Senyum dibalik wajahku dan Mad tidak pernah pudar. Aku tidak pernah sebahagia ini sebelumnya. Terima kasih ya Allah atas semua nikmat bahagia yang kau berikan pada kami.

Sampai sekarang aku masih belum percaya kalau akhir drama kisahku sejak SMA dengan Mad akan seperti ini. Ketika persahabatan sudah jadi cinta, otomatis semua akan berubah. Sampai aku mati aku tidak akan bisa melupakan bagaimana lika-liku kisahku dengan Mad sampai aku dan dia menjadi sahabat hidup.

Akhir acara, aku kaget ketika ayah langsung memeluk Mad.

"Tolong jaga anak saya. Jangan sakiti dia. Jangan buat dia menangis. Saya percaya sama kamu."

Aku langsung menangis mendengar pesan Ayah. Ayah itu cuek tapi sayang. Kata Ibu ketika Mad dan kedua orang tuanya datang dan melamarku, Ayah pamit dulu mau ke kamar mandi. Nyatanya Ayah masuk ke kamar tidur dan menangis. Ibu bertanya kepada Ayah, kenapa Ayah menangis. Dan jawaban Ayah sukses membuatku menangis dan aku merasakan hatiku terkoyak-koyak.

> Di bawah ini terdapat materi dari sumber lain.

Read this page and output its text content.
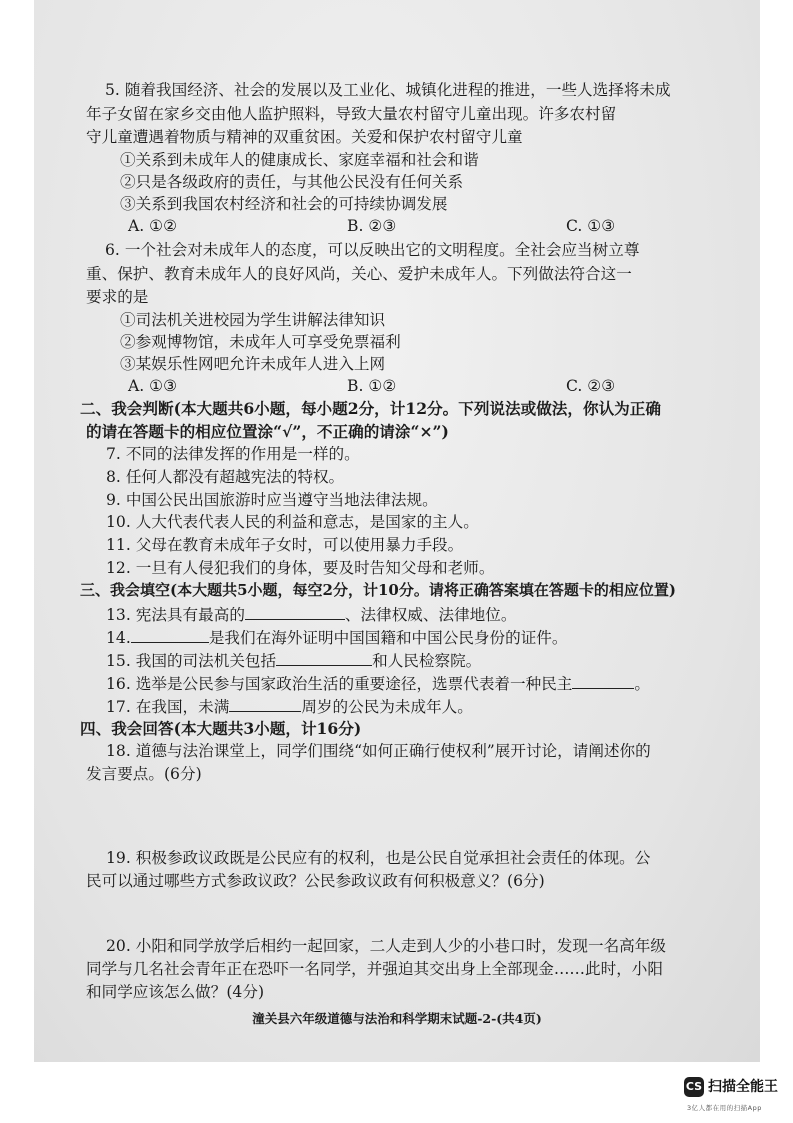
5. 随着我国经济、社会的发展以及工业化、城镇化进程的推进，一些人选择将未成
年子女留在家乡交由他人监护照料，导致大量农村留守儿童出现。许多农村留
守儿童遭遇着物质与精神的双重贫困。关爱和保护农村留守儿童
①关系到未成年人的健康成长、家庭幸福和社会和谐
②只是各级政府的责任，与其他公民没有任何关系
③关系到我国农村经济和社会的可持续协调发展
A. ①②	B. ②③	C. ①③
6. 一个社会对未成年人的态度，可以反映出它的文明程度。全社会应当树立尊
重、保护、教育未成年人的良好风尚，关心、爱护未成年人。下列做法符合这一
要求的是
①司法机关进校园为学生讲解法律知识
②参观博物馆，未成年人可享受免票福利
③某娱乐性网吧允许未成年人进入上网
A. ①③	B. ①②	C. ②③
二、我会判断(本大题共6小题，每小题2分，计12分。下列说法或做法，你认为正确
的请在答题卡的相应位置涂“√”，不正确的请涂“×”)
7. 不同的法律发挥的作用是一样的。
8. 任何人都没有超越宪法的特权。
9. 中国公民出国旅游时应当遵守当地法律法规。
10. 人大代表代表人民的利益和意志，是国家的主人。
11. 父母在教育未成年子女时，可以使用暴力手段。
12. 一旦有人侵犯我们的身体，要及时告知父母和老师。
三、我会填空(本大题共5小题，每空2分，计10分。请将正确答案填在答题卡的相应位置)
13. 宪法具有最高的	、法律权威、法律地位。
14.	是我们在海外证明中国国籍和中国公民身份的证件。
15. 我国的司法机关包括	和人民检察院。
16. 选举是公民参与国家政治生活的重要途径，选票代表着一种民主	。
17. 在我国，未满	周岁的公民为未成年人。
四、我会回答(本大题共3小题，计16分)
18. 道德与法治课堂上，同学们围绕“如何正确行使权利”展开讨论，请阐述你的
发言要点。(6分)
19. 积极参政议政既是公民应有的权利，也是公民自觉承担社会责任的体现。公
民可以通过哪些方式参政议政？公民参政议政有何积极意义？(6分)
20. 小阳和同学放学后相约一起回家，二人走到人少的小巷口时，发现一名高年级
同学与几名社会青年正在恐吓一名同学，并强迫其交出身上全部现金……此时，小阳
和同学应该怎么做？(4分)
潼关县六年级道德与法治和科学期末试题-2-(共4页)
CS 扫描全能王
3亿人都在用的扫描App
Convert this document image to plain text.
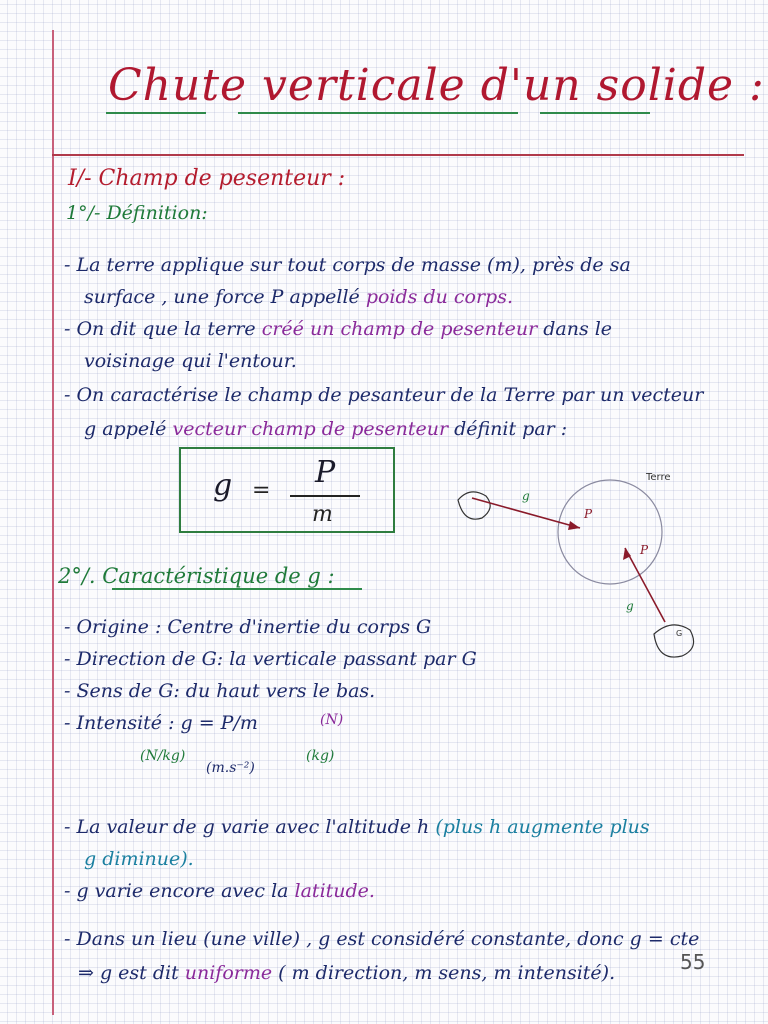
Chute verticale d'un solide :
I/- Champ de pesenteur :
1°/- Définition:
- La terre applique sur tout corps de masse (m), près de sa
surface , une force P appellé poids du corps.
- On dit que la terre créé un champ de pesenteur dans le
voisinage qui l'entour.
- On caractérise le champ de pesanteur de la Terre par un vecteur
g appelé vecteur champ de pesenteur définit par :
g =
P
m
Terre
g
P
P
g
G
2°/. Caractéristique de g :
- Origine : Centre d'inertie du corps G
- Direction de G: la verticale passant par G
- Sens de G: du haut vers le bas.
- Intensité : g = P/m	(N)
(N/kg)
(m.s⁻²)
(kg)
- La valeur de g varie avec l'altitude h (plus h augmente plus
g diminue).
- g varie encore avec la latitude.
- Dans un lieu (une ville) , g est considéré constante, donc g = cte
⇒ g est dit uniforme ( m direction, m sens, m intensité).	55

"Dia putriku satu-satunya. Aku berusaha membesarkan dan menjaganya. Aku turuti kemauannya. Ingatkah dia ketika mengamuk ingin membeli sepeda dan waktu itu kita tidak punya uang, demi melihatnya tersenyum aku harus meminjam uang di kantor. Dan sekarang putriku akan diambil orang. Rasa sayang putriku bukan sepenuhnya untukku lagi. Rasa cintanya akan terbagi. Putriku akan pergi."

Aku memang sudah menemukan laki-laki pendamping hidupku. Tapi Ayah akan tetap menjadi seorang penguasa di hatiku. Mad tersenyum mencium tangan Ayah dan ia tegap hormat kepada Ayah, seperti jika ia hormat di depan komandan atau atasannya."

"SIAAAAPPPP 86!" Teriaknya.







"Karena semua akan terasa saat semuanya tidak seperti dahulu lagi. Saat perhatian-perhatian kecilnya sudah tidak kau dapatkan. Saat ia mulai sudah tidak peduli denganmu lagi. Dan saat ia benar-benar memutuskan untuk pergi dari kehidupanmu."